There are currently 104 students signed up for the fall aviation program, Posey said. The academy is a nonprofit organization that offers an elective course at Aspen High School, training for students seeking their pilot’s license and training for anyone interested in aviation.
Posey said the program is already working on getting midvalley students involved as well, and the five-year goal is to expand downvalley into Garfield County, too.
The way Posey described it, the academy could create a pipeline for students to pursue a career in aviation that brings them right back to the runway in Aspen.
“Right now we’re producing about 10 private pilots a year, and we think that number over the next five years could be anywhere from 20 to 25 private pilots a year,” he said.
High schoolers from the valley train with certified flight instructors from Purdue University’s aeronautics school; after graduating high school, those students could even end up at Purdue, then later might return to the flight academy as instructors, “then move up through the ranks,” he said.
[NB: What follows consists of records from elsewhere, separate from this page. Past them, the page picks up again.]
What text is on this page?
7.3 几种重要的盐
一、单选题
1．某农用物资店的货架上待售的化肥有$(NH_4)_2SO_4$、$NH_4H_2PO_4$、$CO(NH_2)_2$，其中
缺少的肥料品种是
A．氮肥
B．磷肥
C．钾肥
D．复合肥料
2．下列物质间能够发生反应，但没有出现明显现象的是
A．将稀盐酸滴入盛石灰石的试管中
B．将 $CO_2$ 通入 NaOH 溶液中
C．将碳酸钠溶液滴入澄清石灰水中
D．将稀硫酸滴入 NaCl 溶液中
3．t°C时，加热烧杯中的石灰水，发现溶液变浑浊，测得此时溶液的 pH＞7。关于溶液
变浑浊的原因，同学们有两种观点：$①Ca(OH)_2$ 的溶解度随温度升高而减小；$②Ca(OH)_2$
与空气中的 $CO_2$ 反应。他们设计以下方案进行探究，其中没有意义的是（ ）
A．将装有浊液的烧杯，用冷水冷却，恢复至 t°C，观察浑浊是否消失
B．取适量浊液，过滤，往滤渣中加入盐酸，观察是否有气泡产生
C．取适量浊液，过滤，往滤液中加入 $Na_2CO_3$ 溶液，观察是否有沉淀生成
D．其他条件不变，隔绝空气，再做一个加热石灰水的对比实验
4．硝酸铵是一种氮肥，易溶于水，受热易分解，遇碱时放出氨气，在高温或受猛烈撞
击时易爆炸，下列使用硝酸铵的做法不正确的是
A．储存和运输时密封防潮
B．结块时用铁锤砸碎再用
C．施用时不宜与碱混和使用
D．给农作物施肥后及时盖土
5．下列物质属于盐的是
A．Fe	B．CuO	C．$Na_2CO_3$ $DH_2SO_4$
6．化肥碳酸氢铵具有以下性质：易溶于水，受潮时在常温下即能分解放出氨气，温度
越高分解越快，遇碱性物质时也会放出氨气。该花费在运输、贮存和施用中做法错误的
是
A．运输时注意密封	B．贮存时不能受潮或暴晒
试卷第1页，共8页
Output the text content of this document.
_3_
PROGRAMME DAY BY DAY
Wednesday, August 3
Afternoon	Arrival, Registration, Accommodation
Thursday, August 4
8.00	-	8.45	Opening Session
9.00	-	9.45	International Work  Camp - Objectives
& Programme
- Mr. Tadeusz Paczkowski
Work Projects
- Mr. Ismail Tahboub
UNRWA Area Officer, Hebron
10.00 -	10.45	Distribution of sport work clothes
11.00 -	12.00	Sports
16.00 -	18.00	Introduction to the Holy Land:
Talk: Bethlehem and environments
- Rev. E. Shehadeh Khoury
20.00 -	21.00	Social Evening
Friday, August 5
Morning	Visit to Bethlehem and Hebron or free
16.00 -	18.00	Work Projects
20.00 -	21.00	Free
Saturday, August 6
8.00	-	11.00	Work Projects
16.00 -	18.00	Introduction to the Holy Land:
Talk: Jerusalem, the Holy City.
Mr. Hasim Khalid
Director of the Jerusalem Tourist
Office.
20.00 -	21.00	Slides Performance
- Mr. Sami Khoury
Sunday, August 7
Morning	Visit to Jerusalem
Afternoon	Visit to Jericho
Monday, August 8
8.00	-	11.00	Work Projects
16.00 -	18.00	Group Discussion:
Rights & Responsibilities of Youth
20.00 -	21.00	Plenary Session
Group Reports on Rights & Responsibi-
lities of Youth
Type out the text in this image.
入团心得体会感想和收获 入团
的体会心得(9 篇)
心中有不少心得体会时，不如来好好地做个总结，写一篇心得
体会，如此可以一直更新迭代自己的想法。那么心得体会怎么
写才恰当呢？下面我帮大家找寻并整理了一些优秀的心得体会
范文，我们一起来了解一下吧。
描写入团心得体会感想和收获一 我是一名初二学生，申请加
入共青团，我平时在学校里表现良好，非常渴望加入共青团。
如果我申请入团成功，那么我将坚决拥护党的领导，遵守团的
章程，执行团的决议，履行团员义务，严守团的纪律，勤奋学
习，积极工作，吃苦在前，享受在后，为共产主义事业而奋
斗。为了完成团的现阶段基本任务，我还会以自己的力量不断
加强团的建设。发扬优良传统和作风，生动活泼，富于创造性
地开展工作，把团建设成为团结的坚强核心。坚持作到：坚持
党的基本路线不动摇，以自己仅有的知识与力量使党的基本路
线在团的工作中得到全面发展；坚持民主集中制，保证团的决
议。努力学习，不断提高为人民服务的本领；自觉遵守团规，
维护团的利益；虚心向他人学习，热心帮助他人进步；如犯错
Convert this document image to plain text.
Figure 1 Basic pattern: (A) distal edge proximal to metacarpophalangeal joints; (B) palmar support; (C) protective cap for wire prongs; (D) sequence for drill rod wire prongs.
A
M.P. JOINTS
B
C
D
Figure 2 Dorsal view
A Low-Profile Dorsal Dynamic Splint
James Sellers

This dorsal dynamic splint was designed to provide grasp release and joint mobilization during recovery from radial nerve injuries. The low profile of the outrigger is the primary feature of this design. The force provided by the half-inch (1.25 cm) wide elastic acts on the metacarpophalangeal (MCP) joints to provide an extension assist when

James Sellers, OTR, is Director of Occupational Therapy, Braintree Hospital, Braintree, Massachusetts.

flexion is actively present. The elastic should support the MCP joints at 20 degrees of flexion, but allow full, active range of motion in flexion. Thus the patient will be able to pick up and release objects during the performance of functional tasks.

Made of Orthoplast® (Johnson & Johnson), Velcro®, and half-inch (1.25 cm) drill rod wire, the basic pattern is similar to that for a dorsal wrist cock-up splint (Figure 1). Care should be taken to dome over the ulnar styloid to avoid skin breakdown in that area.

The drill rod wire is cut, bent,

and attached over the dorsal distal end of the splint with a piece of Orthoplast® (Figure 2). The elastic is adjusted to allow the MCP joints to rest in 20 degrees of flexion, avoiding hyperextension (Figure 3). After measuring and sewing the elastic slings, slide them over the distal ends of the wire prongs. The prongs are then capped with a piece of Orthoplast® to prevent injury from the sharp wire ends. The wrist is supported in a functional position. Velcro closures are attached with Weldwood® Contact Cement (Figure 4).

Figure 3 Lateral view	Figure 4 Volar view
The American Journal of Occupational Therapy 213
“We’re just trying to move these pilots, these young pilots through this program into large airlines, regional airlines,” Posey said. “And at some point, within the next five years, you’ll hop on a plane in Aspen — it’ll be an Aspen graduate flying a regional jet, you know, out of Denver, or wherever.”
The Every Student Flies program has also involved some student interaction with the parts of flight that take place on the ground; before the COVID-19 pandemic, students would pop up into the control tower, too. Students may get a taste of aviation and then explore careers in the mechanical world or in the control tower, Pearce said.
“Every Student Flies has trickled into all kinds of professions out of this one hour of flight instruction that they all get,” Pearce said. “That part has been very cool, and it’s been rewarding to see it be so successful, and create a career path for so many.”